Table 2. Top SNPs result from genome-wide association analysis of melanoma by NOIA statistical one-locus model using logistic regression (P < 1.0 × 10−6).

CHR SNP A1 A2 A2 freq Position OR (95 %CI) P value Gene symbol
16 rs4785751 A G 0.53 88556918 1.43 (1.29–1.60) 1.13 × 10−10 DEF8
16 rs4408545 A G 0.54 88571529 1.43 (1.28–1.59) 3.81 × 10−10 AFG3l1
16 rs11076650 A G 0.46 88595442 1.40 (1.26–1.56) 1.65 × 10−9 DBNDD1
16 rs8051733 A G 0.36 88551707 1.42 (1.27–1.59) 2.66 × 10−9 DEF8
16 rs7195043 A G 0.50 88548362 0.72 (0.64.0.80) 5.73 × 10−9 DEF8
16 rs11648898 A G 0.18 88573487 1.57 (1.35–1.84) 1.46 × 10−8 AFG3L1
15 rs1129038 A G 0.22 26030454 0.70 (0.61–0.79) 3.73 × 10−8 HERC2
16 rs4785752 A G 0.53 88562642 0.73 (0.66–0.82) 4.14 × 10−8 DEF8
16 rs4785759 A C 0.53 88578381 0.73 (0.66–0.82) 4.26 × 10−8 AFG3L1
15 rs12913832 A G 0.78 26039213 1.43 (1.25–1.62) 6.15 × 10−8 HERC2
16 rs10852628 A G 0.31 88607428 1.40 (1.24–1.58) 6.94 × 10−8 DBNDD1
9 rs6475552 A G 0.50 21691674 1.32 (1.19–1.48) 3.71 × 10−7 LOC402359
9 SNP9-21789598 A G 0.49 21789598 0.75 (0.68–0.84) 4.15 × 10−7 MTAP
9 rs7848524 A G 0.50 21691432 0.76 (0.68–0.84) 4.28 × 10−7 LOC402359
16 rs4238833 A C 0.40 88578190 1.34 (1.20–1.50) 4.56 × 10−7 AFG3l1
9 rs2383202 A G 0.49 21700215 1.32 (1.19–1.47) 5.24 × 10−7 LOC402359
9 rs12380505 A G 0.50 21685893 0.76 (0.68–0.85) 6.02 × 10−7 LOC402359
9 rs1335500 A G 0.49 21701675 1.32 (1.18–1.47) 6.24 × 10−7 LOC402359
9 rs1452658 A G 0.50 21690795 1.32 (1.18–1.47) 7.22 × 10−7 LOC402359

The odds ratio (Or), confidence interval (CI) and P value are shown for the additive effect testing

To compare the performance of the NOIA statistical model with that of the usual functional model on one-locus association study, we compared the top SNPs identified by these two models in a Manhattan plot (Fig. 5). The NOIA statistical model showed a highly significant main additive effect signal in the HERC2 regions (Fig. 5a) at 15q13.1 whereas the usual functional model did not (Fig. 5b). The identification of the other two regions at 9p21.3 and 16q24.3 was similar for the two models. No obvious signal for the dominance effects was identified by either model (data not shown).

Fig. 5.

Fig. 5

Manhattan plot for the genome-wide association studies of the CM susceptibility by one-locus scan. Detection of the additive effect through a the NOIA statistical model and b the usual functional model

We further applied the NOIA statistical model (Eq. 4) and the usual functional model (Eq. 6) on the two-locus association study in which gene–gene interactions testing were incorporated. Attempting to identify potential SNPs that interacted with the two significant genes (HERC2 and MC1R) while contributing to the association with melanoma risk, we selected rs1129038 and rs4785751, the two most significant SNPs, as the reference SNPs for the two-locus scan, respectively. We then performed a genome-wide, two-locus scan by treating these two SNPs as reference SNPs separately and compared the performance of the NOIA statistical model with that of the usual functional model for detecting the main genetic and interaction effects.

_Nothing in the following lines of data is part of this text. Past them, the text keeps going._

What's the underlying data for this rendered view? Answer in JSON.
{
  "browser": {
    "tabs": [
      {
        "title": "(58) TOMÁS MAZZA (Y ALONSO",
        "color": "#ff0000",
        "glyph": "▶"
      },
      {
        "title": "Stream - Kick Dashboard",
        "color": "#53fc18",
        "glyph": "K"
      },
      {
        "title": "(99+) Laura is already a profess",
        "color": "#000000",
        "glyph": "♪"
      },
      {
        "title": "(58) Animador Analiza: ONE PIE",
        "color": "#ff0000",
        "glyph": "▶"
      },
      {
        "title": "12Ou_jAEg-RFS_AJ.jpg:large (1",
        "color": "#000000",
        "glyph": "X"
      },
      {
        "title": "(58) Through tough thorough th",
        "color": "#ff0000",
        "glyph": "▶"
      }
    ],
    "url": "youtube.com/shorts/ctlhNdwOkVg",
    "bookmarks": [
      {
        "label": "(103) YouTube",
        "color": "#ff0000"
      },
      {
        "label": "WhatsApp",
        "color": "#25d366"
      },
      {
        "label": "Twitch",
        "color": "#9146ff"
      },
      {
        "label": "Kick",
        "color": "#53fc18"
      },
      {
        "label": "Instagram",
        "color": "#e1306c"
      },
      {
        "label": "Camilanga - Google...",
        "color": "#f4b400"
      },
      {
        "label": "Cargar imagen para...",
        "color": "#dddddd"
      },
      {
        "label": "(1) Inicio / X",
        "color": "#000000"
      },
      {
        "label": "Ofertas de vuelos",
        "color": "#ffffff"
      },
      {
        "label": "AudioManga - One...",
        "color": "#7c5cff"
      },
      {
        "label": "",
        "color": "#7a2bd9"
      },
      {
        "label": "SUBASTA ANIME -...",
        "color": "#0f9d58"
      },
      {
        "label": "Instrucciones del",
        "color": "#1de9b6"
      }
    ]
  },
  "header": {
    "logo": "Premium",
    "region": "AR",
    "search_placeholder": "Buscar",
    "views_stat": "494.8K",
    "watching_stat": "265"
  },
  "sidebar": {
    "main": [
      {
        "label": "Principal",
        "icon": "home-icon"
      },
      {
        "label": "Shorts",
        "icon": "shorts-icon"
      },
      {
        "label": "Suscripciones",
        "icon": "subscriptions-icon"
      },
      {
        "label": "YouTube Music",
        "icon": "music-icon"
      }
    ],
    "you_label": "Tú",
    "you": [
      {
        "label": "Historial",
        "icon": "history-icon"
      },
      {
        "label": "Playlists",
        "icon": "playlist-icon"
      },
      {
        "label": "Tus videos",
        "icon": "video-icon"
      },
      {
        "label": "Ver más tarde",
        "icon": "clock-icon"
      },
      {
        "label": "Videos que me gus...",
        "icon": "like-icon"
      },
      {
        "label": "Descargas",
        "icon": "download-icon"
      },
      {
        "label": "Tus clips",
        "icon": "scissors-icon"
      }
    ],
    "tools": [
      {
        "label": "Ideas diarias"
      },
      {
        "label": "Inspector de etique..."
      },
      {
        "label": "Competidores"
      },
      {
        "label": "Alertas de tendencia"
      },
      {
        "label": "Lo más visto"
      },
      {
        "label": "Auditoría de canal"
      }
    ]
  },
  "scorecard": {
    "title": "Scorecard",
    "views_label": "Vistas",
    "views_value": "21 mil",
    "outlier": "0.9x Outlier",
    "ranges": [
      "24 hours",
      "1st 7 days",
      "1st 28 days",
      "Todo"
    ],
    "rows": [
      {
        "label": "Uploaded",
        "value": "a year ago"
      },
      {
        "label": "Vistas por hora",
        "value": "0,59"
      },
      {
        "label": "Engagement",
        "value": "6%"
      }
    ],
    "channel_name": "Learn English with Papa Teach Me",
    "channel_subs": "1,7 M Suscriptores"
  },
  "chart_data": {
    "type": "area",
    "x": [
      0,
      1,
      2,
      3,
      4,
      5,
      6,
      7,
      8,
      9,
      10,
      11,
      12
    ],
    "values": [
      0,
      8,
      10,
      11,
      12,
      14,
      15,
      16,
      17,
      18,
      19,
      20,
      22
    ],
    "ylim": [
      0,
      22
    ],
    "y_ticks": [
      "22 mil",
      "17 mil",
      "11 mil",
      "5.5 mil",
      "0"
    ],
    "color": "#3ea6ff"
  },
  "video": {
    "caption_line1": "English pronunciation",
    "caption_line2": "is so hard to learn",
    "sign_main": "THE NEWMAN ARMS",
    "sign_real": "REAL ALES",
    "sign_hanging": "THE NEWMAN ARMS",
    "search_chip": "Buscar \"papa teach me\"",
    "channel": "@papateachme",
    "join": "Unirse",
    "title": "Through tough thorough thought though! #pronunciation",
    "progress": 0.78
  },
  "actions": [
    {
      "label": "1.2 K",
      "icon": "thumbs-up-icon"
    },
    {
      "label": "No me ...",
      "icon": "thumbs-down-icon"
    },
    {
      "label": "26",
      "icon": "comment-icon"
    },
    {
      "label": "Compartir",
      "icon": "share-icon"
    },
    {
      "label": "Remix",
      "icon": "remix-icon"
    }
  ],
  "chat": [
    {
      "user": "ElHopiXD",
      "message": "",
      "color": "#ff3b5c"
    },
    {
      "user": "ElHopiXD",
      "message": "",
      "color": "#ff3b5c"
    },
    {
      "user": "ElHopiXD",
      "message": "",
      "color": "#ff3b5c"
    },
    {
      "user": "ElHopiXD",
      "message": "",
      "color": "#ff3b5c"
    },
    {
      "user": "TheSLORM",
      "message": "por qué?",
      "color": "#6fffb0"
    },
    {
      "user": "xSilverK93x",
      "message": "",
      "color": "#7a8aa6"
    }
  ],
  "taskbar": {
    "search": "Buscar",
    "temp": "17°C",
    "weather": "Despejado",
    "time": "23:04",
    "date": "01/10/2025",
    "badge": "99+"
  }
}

First, for SNP rs1129038 in HERC2 region, the NOIA statistical model still showed a strongly significant signal with P value in the 1 × 10−10 significance level on the two significant regions adjacent to the MTAP and around MC1R genes for the additive effects, whereas the functional model had no obvious signal (Fig. 6a, b). Compared to the one-locus scan (Fig. 5a), the overall power for detecting the additive effect did not decrease in the NOIA two-locus model when additional parameters were included in the model (Figs. 5a, 6a). This is not the case for the functional model (Figs. 5b, 6b). Moreover, no significant signal was observed for the dominant effects by either model (data not shown). For the four interaction terms, except the dominant-by-additive (da) interaction term, no obvious signal was identified by either model. A series of significant SNPs around gene IL31RA (interleukin-31 receptor A) and DDX4 on chromosome 5 were identified by the NOIA statistical model for interacting with rs1129038 at the da interaction term (Fig. 6c), where the da term means the interaction between the additive component of the rs1129038 and the dominant component of the candidate interacting SNP. These signals were not identified by the usual functional model (Fig. 6d). We then checked the LD status between the significant SNPs around the IL31RA gene and the significant SNPs around the DDX4 gene, showing that the two genes are in strong LD.

Fig. 6.

Fig. 6

Manhattan plot for the genome–wide association studies of the CM susceptibility by two-locus scan for rs1129038. Detection of the additive effect (αA and aA) through a the NOIA statistical model and b the usual functional model; detection of the dominant–additive interaction effect (δα and da) through c the NOIA statistical model and d the usual functional model

Table 3 presents the top SNPs interacted with rs1129038 at the da interaction term analyzed by the NOIA statistical two-locus interaction model. Four SNPs near gene IL31RA and three SNPs near gene DDX4 were showing significant interaction with rs1129038 reaching the 1.0 × 10−6 significance level. However, other than the da interaction effect and the main additive effect from rs1129038, no main effects from the candidate interacted SNPs were identified.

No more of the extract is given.